李浩的這個打算,吳天非常的支援,他也不想湯姆那個花了公司那麼多人力財力捧起來的參議員,到最後什麼權力都沒有。畢竟大家還指望湯姆成為維和公司的保護傘,為維和公司將來的發展保駕護航呢。
知道老闆真實意圖的吳天,把這件事先放到一邊,彙報起今天的工作來。
本來這些小事,是不需要吳天這個公司三號大佬來乾的。但韓立國趕回了上海,處理國內保全公司的事宜。
張小山、黃愛明等人駐紮在金武灣,防止大學島上再生事端。牛得志那個光桿司令在出雲國長崎,正組織一千五百多名學生們軍訓。
賀鳴那個李大老闆的貼身參謀,因為與老婆分開太久,被李大老闆發配回家陪老婆孩子。而段正華趕去了伊江島,迎接並安置遠道而來的動物保護協會人員了。
「老闆,北平軍調部後天就解散了。
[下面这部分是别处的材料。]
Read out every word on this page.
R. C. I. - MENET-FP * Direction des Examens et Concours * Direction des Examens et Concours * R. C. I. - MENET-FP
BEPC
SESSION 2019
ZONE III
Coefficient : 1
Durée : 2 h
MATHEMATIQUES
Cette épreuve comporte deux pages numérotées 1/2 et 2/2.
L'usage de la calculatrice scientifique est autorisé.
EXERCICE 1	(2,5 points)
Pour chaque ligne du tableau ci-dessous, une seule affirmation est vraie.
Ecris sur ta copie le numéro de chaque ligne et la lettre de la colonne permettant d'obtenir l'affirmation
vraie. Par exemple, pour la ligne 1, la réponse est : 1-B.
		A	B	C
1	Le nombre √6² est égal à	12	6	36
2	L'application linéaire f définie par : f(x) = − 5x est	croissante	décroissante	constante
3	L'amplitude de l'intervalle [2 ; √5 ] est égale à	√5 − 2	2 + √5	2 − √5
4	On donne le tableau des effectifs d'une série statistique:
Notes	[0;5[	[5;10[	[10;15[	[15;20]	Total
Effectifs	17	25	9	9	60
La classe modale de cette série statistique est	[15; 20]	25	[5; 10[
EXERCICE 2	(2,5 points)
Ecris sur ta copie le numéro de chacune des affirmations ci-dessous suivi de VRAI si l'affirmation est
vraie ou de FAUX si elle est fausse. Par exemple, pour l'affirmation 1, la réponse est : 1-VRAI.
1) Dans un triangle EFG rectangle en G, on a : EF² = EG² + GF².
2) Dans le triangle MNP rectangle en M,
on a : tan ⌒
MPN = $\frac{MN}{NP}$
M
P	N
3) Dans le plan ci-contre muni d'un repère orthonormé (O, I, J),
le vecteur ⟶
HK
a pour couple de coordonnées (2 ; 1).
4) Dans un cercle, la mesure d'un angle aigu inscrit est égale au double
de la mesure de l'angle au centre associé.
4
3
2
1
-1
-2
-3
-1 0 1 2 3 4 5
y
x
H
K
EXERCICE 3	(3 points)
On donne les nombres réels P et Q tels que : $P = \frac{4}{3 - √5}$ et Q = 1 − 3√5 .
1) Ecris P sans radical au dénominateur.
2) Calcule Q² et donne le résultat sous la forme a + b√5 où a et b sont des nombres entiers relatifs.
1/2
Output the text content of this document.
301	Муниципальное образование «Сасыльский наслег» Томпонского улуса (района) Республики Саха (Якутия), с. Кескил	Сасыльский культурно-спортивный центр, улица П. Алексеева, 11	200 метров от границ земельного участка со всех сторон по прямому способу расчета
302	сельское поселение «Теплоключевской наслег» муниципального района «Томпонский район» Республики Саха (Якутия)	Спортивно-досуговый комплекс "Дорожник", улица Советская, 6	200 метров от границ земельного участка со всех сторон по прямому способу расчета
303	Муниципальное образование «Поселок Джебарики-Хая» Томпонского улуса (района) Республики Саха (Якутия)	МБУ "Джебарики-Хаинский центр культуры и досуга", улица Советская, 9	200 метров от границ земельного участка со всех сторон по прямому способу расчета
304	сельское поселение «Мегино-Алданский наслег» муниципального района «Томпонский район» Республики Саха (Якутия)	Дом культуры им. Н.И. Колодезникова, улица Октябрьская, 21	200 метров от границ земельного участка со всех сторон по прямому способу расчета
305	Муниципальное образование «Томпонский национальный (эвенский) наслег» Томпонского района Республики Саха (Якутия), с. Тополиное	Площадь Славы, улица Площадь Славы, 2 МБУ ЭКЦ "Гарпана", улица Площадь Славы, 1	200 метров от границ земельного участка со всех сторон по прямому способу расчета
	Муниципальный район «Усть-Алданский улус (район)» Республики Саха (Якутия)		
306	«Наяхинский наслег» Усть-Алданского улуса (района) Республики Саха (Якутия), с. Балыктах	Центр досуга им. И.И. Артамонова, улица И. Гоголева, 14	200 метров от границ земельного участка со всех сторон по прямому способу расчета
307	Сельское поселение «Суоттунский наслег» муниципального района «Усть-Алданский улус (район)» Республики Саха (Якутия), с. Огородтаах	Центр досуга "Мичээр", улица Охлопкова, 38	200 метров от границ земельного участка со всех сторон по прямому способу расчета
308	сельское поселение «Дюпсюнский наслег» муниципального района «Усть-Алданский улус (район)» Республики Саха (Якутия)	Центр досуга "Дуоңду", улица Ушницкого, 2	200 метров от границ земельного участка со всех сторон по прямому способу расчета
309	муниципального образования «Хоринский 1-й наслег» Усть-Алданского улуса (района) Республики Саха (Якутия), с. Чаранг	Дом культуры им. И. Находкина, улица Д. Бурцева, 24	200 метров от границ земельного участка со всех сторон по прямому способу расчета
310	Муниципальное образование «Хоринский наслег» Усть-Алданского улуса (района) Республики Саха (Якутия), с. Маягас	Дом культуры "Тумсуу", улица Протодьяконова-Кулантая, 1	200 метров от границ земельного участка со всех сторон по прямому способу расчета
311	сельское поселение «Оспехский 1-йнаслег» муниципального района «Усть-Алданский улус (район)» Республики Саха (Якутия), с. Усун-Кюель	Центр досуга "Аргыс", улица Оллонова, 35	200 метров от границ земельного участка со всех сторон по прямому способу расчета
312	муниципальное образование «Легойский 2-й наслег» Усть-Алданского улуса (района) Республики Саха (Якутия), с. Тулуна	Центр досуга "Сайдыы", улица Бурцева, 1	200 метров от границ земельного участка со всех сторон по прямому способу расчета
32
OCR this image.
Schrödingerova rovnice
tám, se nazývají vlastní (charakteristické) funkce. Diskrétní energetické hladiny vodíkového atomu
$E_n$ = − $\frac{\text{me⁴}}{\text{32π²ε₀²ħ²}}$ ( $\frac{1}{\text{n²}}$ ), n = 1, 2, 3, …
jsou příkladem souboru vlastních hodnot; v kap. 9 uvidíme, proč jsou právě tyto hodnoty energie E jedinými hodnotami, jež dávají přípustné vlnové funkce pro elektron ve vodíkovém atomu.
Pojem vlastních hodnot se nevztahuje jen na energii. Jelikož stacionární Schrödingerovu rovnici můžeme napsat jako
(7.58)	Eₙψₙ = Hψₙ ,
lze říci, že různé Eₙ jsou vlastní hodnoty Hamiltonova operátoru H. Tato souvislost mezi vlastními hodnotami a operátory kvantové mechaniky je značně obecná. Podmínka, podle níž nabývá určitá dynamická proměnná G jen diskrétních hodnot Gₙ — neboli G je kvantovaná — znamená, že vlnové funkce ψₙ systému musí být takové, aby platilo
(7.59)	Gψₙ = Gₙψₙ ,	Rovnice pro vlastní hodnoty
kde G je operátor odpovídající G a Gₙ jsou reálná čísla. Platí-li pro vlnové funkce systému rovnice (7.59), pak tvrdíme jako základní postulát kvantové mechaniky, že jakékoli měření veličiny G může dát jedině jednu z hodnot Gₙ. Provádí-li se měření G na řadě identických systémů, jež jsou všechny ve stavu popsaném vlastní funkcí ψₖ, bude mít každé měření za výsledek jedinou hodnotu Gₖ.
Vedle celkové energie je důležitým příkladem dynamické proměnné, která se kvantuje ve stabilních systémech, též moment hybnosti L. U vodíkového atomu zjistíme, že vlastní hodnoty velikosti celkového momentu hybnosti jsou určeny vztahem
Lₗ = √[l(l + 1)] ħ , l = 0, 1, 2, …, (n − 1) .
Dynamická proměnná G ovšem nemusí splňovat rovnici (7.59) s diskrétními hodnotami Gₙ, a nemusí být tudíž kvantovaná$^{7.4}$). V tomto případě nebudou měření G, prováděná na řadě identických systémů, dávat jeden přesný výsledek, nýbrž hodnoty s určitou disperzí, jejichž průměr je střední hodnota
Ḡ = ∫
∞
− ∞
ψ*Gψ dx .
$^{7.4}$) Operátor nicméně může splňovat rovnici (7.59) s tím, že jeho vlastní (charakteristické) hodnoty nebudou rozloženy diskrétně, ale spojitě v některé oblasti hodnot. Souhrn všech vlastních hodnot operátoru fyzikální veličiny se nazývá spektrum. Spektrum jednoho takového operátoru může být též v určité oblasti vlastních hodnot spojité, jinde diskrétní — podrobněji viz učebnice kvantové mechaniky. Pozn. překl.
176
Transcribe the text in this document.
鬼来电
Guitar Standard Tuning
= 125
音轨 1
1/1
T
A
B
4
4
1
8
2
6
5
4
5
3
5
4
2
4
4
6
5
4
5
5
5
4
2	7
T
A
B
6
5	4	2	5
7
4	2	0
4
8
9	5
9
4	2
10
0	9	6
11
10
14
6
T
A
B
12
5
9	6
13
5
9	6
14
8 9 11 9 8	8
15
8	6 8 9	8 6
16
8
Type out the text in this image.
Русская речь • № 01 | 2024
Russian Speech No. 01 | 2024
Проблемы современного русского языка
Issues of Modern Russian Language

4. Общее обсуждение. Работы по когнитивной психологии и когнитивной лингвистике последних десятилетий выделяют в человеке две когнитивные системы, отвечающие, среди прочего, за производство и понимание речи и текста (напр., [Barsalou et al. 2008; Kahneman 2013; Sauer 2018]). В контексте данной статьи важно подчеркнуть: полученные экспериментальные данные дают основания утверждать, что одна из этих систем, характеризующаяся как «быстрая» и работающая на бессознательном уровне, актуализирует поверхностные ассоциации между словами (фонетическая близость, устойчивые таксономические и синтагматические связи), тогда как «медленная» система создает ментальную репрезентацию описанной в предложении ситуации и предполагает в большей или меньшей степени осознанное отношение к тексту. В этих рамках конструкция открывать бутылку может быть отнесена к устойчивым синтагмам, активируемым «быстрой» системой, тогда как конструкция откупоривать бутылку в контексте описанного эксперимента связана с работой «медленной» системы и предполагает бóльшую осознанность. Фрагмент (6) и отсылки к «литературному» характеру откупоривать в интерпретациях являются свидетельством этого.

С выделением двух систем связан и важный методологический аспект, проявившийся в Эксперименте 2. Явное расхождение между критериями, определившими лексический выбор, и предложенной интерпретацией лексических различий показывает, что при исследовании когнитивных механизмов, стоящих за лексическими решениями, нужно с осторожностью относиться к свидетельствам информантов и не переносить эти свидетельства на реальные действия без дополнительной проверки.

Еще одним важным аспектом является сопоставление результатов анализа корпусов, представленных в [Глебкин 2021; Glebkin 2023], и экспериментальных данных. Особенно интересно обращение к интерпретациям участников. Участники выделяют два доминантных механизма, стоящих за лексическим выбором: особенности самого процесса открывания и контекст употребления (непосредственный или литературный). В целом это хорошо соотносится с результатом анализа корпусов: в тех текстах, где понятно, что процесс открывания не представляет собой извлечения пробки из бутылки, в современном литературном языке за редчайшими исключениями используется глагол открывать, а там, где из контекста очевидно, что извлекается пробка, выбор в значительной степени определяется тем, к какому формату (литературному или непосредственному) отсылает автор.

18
鑑於沈崇案在國內越鬧越大,堅果國代表撤離的安全成了問題。」
軍調部終於壽終正寢了,這就意味著軍調保全工作徹底結束了。想到這裡,李浩毅然說道:「老吳,咱們做事要有始有終啊!這樣,你現在就通知張小山,讓他帶領pea中隊立即乘飛機去北平。我明天也跑一趟,一是跟三方代表道個別;二來呢,順便把中g代表和堅果國代表,安安全全的送回去。」
吳天一楞,點頭道:「好的,我現在就安排。朱明已經發來了美軍撤離的路線和時間表,你要不要看看?」
「嗯,好吧,拿給我看看吧。」李浩接過檔案,看完之後皺起了眉頭,隨即問道:「老吳,美軍是抽哪門子瘋啊?有飛機不坐,幹嘛坐火車去天津,再從那裡登船啊?」
「哦,是這樣的,據說國民『政府』在天津準備了一個歡送儀式,所以他們才這樣走。另外就是這次是全面撤離,除了堅果國代表外,還有憲兵隊以及在北平駐紮的海軍陸戰隊。」
李浩回過味來,意識到肯定是沈崇案起了作用,美軍在北平是呆不下去了,這才灰溜溜的撤離那個是非之地。